Combining overlapping triples to deduce a five-person average: The average weight of P, T, and R is 54 1/3 kg, and the average weight of T, F, and G is 53 kg. What is the average weight of P, T, R, F, and G?

Difficulty: Medium

Correct Answer: Cannot be determined

Explanation:


Introduction / Context:
We are given two overlapping three-person averages that share T. The question asks for the five-person average of P, T, R, F, and G. We need the sum of these five, but T appears in both triples and is unknown individually.


Given Data / Assumptions:

  • (P + T + R)/3 = 54 1/3 → P + T + R = 163/3
  • (T + F + G)/3 = 53 → T + F + G = 159


Concept / Approach:
Sum of five S = (P + T + R) + (T + F + G) − T = 163/3 + 159 − T. Because T is unknown, S cannot be uniquely determined; many values of T satisfy the given equations with different S.


Step-by-Step Explanation:
Compute (P + T + R) = 163/3Compute (T + F + G) = 159S = 163/3 + 159 − T (depends on T)

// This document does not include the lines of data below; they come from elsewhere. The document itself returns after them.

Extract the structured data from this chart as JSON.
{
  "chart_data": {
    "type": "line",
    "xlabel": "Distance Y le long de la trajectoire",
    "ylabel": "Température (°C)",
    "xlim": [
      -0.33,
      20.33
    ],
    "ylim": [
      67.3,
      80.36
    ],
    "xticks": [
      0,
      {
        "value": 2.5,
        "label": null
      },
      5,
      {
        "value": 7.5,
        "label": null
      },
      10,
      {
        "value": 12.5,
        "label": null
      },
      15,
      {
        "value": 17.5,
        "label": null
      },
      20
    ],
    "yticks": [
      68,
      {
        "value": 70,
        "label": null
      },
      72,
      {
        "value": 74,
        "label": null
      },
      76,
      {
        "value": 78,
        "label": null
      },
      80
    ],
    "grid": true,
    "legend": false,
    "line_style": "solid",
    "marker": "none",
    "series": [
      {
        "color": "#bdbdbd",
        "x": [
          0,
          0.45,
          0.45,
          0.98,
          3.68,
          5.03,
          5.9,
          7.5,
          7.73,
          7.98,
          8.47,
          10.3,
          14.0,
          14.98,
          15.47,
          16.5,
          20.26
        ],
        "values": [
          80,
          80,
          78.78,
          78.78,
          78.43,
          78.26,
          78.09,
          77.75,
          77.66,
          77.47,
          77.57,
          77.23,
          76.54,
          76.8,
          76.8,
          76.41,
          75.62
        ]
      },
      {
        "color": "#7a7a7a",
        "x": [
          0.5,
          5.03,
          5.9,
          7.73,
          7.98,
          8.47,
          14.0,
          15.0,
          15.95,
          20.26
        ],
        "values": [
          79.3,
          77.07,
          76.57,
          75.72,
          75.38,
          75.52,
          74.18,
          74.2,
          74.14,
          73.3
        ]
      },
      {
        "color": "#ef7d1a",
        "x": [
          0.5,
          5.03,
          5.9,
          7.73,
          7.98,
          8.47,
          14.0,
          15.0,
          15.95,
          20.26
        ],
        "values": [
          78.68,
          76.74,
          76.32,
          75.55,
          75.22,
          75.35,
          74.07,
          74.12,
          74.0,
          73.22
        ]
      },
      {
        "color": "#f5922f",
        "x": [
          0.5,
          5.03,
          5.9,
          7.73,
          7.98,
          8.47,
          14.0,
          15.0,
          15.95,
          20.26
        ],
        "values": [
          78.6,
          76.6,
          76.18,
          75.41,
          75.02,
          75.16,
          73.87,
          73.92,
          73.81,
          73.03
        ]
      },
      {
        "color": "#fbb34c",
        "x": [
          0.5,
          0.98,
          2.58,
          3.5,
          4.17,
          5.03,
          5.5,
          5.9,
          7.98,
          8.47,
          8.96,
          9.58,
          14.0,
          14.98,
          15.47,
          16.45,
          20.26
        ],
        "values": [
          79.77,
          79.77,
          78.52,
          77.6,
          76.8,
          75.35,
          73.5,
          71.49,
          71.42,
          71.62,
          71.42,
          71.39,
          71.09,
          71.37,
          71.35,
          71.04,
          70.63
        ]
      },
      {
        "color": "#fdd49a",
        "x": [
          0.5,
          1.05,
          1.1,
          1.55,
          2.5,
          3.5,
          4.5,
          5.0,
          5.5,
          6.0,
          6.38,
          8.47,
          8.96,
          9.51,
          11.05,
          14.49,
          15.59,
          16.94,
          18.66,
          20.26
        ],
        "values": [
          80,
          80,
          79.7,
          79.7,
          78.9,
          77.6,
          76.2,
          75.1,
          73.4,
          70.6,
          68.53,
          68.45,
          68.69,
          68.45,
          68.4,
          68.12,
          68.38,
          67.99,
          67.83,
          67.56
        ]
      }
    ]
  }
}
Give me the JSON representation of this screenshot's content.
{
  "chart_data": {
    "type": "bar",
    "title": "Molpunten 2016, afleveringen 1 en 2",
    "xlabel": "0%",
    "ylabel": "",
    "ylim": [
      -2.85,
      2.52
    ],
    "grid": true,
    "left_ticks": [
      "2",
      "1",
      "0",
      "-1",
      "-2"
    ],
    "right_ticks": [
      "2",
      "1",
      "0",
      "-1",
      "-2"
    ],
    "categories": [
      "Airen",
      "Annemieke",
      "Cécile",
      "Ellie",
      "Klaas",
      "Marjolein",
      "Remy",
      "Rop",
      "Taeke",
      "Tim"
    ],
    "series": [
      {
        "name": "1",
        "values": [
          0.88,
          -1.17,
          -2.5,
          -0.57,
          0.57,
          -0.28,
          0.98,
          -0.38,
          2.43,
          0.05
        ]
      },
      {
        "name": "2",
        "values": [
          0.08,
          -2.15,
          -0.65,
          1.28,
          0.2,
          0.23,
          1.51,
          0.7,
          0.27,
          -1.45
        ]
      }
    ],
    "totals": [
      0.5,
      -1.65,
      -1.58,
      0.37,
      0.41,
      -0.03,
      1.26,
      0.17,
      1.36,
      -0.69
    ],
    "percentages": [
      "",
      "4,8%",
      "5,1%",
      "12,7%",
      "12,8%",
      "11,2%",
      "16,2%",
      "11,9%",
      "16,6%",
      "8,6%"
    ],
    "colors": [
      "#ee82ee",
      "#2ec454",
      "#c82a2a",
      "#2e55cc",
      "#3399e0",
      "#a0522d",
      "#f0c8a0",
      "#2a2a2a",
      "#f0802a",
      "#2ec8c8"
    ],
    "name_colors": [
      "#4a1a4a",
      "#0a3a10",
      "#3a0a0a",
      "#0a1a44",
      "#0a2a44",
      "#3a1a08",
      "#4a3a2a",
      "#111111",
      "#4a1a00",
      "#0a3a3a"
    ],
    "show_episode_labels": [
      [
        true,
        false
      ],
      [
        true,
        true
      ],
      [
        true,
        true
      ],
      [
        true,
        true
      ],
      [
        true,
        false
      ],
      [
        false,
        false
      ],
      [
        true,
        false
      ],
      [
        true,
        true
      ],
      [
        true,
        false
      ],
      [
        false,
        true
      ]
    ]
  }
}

Verification / Alternative check:
Pick two different T values that keep both equations valid (by adjusting P + R and F + G accordingly); S changes with T, proving non-uniqueness.


Why Other Options Are Wrong:
Any specific numeric average (e.g., 53.8, 52.4, 53.4, 54.0) implies a fixed S, which we cannot infer uniquely without T.


Common Pitfalls:
Assuming the shared member’s weight cancels out. It does not because it appears once positively after correcting for double counting.